Alain Dartevelle, Dans la ville infinie

Drôle de cirque

Alain DARTEVELLE, Dans la ville infinie, L’âge d’homme, coll. « La petite Belgique », 2013

dartevelle dans la ville infinieFacile, – n’est-il pas ? – de se repérer face à cet « amoncellement d’où émergeaient de loin en loin des immeubles fameux », comme le Normandy ou Saratoga Tower, en bordure de la Laguna Beach « où viennent mourir les flots de la mer des Ténèbres ». On aura (peut-être) reconnu Infinity City où va se jouer la grande comédie annuelle de la Fin de l’Histoire. Et reconnu aussi la patte d’un trousseur de récits fantastiques, à la fois imaginatifs, ingénieux et signifiants. Dans la ville infinie, propose, sous la plume d’Alain Dartevelle, une suite de textes qui s’entrelacent et se répondent dans un temps qui évoque plus une hypertrophie symbolique du nôtre qu’une irruption dans le futur.

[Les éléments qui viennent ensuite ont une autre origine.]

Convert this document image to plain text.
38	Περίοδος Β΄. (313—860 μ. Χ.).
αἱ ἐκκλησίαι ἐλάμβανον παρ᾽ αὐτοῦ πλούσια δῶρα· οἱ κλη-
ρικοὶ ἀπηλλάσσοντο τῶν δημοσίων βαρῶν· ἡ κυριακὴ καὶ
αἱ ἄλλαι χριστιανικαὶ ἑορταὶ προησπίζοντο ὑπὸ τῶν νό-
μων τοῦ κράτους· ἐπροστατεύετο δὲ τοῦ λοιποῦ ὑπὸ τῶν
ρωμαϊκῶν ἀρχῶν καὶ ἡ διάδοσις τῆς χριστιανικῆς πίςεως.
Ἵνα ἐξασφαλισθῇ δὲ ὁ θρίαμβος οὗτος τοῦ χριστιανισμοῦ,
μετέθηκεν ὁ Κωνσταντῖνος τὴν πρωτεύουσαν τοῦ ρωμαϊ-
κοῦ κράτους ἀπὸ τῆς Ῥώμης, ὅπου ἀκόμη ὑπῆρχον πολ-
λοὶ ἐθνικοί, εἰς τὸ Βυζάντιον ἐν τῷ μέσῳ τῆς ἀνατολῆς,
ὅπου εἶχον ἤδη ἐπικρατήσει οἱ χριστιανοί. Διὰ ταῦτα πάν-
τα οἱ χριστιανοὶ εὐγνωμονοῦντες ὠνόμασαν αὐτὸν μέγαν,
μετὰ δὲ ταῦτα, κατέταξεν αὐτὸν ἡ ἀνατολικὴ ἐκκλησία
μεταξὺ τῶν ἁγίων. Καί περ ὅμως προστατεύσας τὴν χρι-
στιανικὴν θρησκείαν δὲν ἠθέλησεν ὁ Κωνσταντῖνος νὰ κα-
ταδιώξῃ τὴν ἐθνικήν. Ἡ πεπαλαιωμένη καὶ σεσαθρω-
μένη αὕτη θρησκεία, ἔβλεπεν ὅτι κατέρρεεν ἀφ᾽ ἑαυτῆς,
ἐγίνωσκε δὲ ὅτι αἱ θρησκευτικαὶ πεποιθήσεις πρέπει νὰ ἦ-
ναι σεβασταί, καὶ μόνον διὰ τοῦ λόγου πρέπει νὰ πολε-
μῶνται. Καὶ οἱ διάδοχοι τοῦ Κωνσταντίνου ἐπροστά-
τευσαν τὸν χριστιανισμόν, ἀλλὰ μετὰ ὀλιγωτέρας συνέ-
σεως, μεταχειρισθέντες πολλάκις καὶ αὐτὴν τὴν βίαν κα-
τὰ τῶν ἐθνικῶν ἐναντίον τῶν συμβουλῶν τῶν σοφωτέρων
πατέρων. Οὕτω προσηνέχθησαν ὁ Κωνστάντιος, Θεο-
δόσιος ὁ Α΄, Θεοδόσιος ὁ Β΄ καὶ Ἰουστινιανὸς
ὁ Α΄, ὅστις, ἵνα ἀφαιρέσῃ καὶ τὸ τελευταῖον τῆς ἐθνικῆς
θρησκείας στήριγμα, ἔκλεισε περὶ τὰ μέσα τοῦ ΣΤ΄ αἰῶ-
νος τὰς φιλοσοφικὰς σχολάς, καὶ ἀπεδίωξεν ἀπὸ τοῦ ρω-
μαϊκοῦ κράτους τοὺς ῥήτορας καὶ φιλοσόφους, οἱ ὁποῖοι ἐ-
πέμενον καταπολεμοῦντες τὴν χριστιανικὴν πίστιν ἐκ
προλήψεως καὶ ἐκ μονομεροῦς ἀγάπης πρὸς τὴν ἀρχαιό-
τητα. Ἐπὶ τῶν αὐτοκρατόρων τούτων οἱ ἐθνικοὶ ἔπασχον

Même si l’on y retrouve les standards du genre comme les spationefs, les robots super-doués, les envahisseurs mystérieux, les procédés et accessoires sexuels high-tech ou, mieux encore, des « sphynges d’agrément », objets de plaisir en tout semblables aux humaines pur jus et équipées, elles aussi, de « colliers érotomatics ». Mais, à l’instar des personnages et des situations, ils ne semblent conçus que comme révélateurs ironiques de menaces et de dérives plus contemporaines. Impossible de tracer à travers cet enchaînement de séquences et de péripéties extravagantes un autre cheminement logique que celui du regard d’un auteur, à la fois amusé, alarmé et gourmand, romantique parfois, sur ces instants et ces comportements étranges. Ou écœurants, comme ceux des hommes experts en machisme et autres mauvais traitements. Brillante cacophonie se concluant d’ailleurs sur le coup de foudre d’un musicien dans une ville menacée par des extra-terrestres qui l’encoconnent dans une drôle de panade et livrée, comme chaque année, aux fastes de la Fin de l’Histoire.